A 65-year-old male with diabetes and peripheral neuropathy (last glycosylated hemoglobin level 9.4 %) reported spontaneous development of a 14 × 9 cm, tense bulla on the medial aspect of his right lower extremity (Fig. 1). The lesion was non-inflammatory in appearance with a non-erythematous base and clear serous content. Nikolsky’s sign was negative. There were no other bullous skin lesions. The patient had no prior history of dermatologic disorders and denied any recent trauma, acute edema, or change in medications.
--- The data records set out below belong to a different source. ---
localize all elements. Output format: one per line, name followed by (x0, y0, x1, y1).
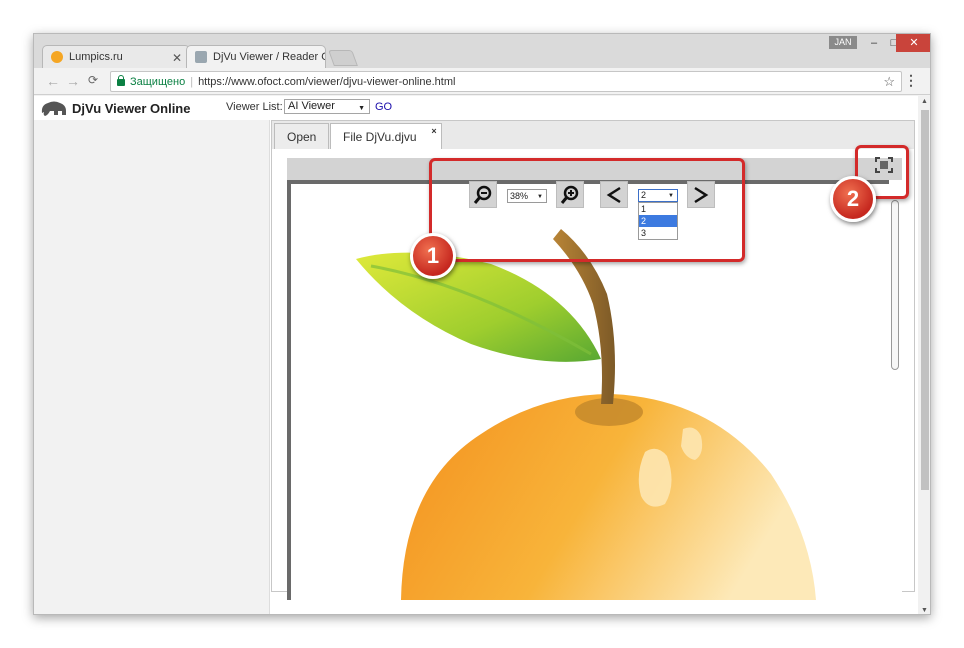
site-header: DjVu Viewer Online (40, 98, 190, 118)
browser-toolbar: ← → ⟳ Защищено | https://www.ofoct.com/v… (34, 68, 930, 95)
document-scrollbar[interactable] (889, 180, 902, 600)
tab-label: Open (287, 129, 317, 144)
browser-tab-djvu-viewer[interactable]: DjVu Viewer / Reader On (186, 45, 326, 68)
viewer-list-value: AI Viewer (288, 100, 335, 112)
page-scroll-thumb[interactable] (921, 110, 929, 490)
secure-label: Защищено (130, 75, 186, 88)
viewer-list-select[interactable]: AI Viewer ▼ (284, 99, 370, 114)
omnibox-separator: | (190, 75, 194, 88)
lumpics-favicon-icon (51, 51, 63, 63)
tab-title: Lumpics.ru (69, 51, 123, 63)
scroll-down-arrow-icon[interactable]: ▼ (921, 607, 928, 614)
reload-icon[interactable]: ⟳ (88, 73, 98, 87)
annotation-box-1 (429, 158, 745, 262)
tab-close-icon[interactable]: ✕ (172, 51, 182, 65)
back-arrow-icon[interactable]: ← (46, 73, 60, 89)
annotation-number-1: 1 (410, 233, 456, 279)
elephant-logo-icon (41, 101, 66, 116)
tab-close-icon[interactable]: × (431, 126, 436, 136)
tab-file-djvu[interactable]: File DjVu.djvu × (330, 123, 442, 150)
address-bar[interactable]: Защищено | https://www.ofoct.com/viewer/… (110, 71, 902, 92)
scroll-up-arrow-icon[interactable]: ▲ (921, 98, 928, 105)
new-tab-button[interactable] (328, 50, 358, 66)
forward-arrow-icon[interactable]: → (66, 73, 80, 89)
browser-tab-lumpics[interactable]: Lumpics.ru ✕ (42, 45, 190, 68)
browser-window: Lumpics.ru ✕ DjVu Viewer / Reader On JAN… (33, 33, 931, 615)
go-link[interactable]: GO (375, 101, 392, 113)
page-scrollbar[interactable]: ▲ ▼ (918, 96, 930, 614)
bookmark-star-icon[interactable]: ☆ (883, 74, 895, 90)
title-bar: Lumpics.ru ✕ DjVu Viewer / Reader On JAN… (34, 34, 930, 68)
browser-menu-icon[interactable]: ⋮ (904, 72, 918, 89)
lock-icon (117, 75, 125, 86)
left-sidebar-panel (34, 120, 270, 614)
url-text: https://www.ofoct.com/viewer/djvu-viewer… (198, 75, 456, 88)
tab-open[interactable]: Open (274, 123, 330, 149)
tab-title: DjVu Viewer / Reader On (213, 51, 326, 63)
viewer-list-label: Viewer List: (226, 101, 283, 113)
annotation-number-2: 2 (830, 176, 876, 222)
user-profile-badge[interactable]: JAN (829, 36, 857, 49)
window-close-button[interactable]: ✕ (896, 34, 930, 52)
site-logo-title[interactable]: DjVu Viewer Online (72, 101, 190, 116)
tab-label: File DjVu.djvu (343, 130, 417, 144)
djvu-favicon-icon (195, 51, 207, 63)
document-scroll-thumb[interactable] (891, 200, 899, 370)
dropdown-arrow-icon: ▼ (358, 105, 365, 112)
The massive bulla spontaneously ruptured and healed without complication. The distribution and appearance of the bulla led to a clinical diagnosis of bullosis diabeticorum, a rare but likely underdiagnosed condition in patients with diabetes. Lesions appear rapidly, primarily in an acral distribution in areas of otherwise normal-appearing skin, and range from a few centimeters to very large. The differential diagnosis includes friction bullae, bullae due to burns or edema, bullous fixed drug reaction, bullous pemphigoid, and epidermolysis bullosa acquisita. Bullae resolve spontaneously but can recur, and secondary infection after rupture is a concern. The etiology of bullae formation in diabetics is unknown, although theories include microangiopathy1 and an enhanced vulnerability to trauma.2

Figure 1.
figure 1

Large, tense bulla on the lower extremity.